In response to an audience question about spirituality, Joy said that he had read a book (of course!) by E.O. Wilson in which Wilson had hinted at explaining all beliefs, including spiritual beliefs, in physical terms. Joy said, roughly paraphrased, “the game’s changed, they [religious people] just haven’t been told yet.” See, he has some sense! Yeah, he wrote vi too.

After the event let out, I wondered around a bit and laid down under the pleasant sun in the deserted engineering quad. The cirrus clouds above were beautiful and the temperature perfect. The experience was giddy. I rededicated myself to experiencing the wonder of life, even as a mere human, and eagerly look forward to attaining ever giddier heights, perhaps with some technological assistance in the future.

Later I wondered around Palo Alto while waiting for the next Caltrain.
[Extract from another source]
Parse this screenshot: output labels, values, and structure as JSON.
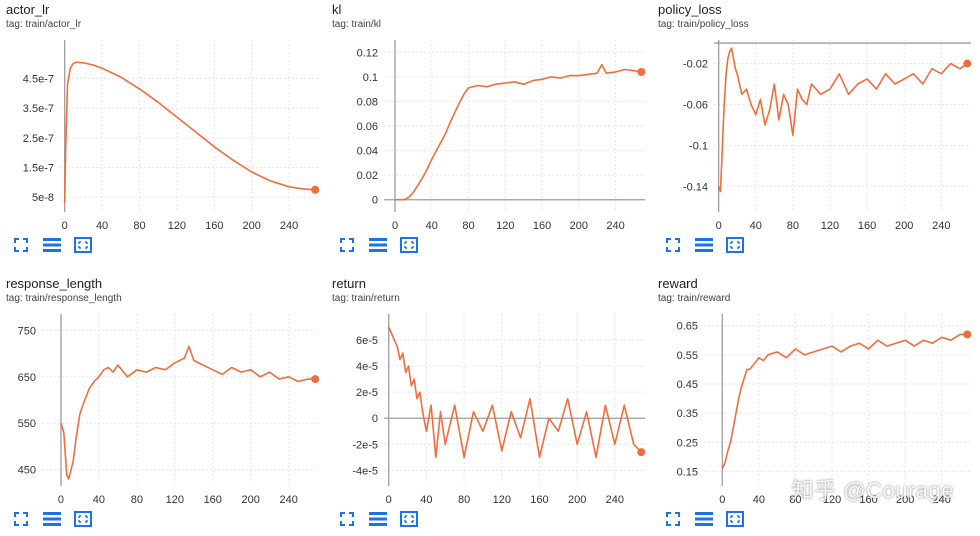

I hadn’t been there in a few years. On a saturday night, it’s like fairyland. Healthy and obviously wealthy people literally spilling out of every immaculate restaurant. Someone went out of their way to pick up a pen I dropped in the bustle. Even the sole homeless man seemed to be doing pretty well. Reminded me of Santa Barbara, except that Stanford is where the ocean would be, and the workers aren’t mostly Mexican. Amazing what extraordinary wealth can do. Don’t imagine too many happy faces there today (NASDAQ selloff).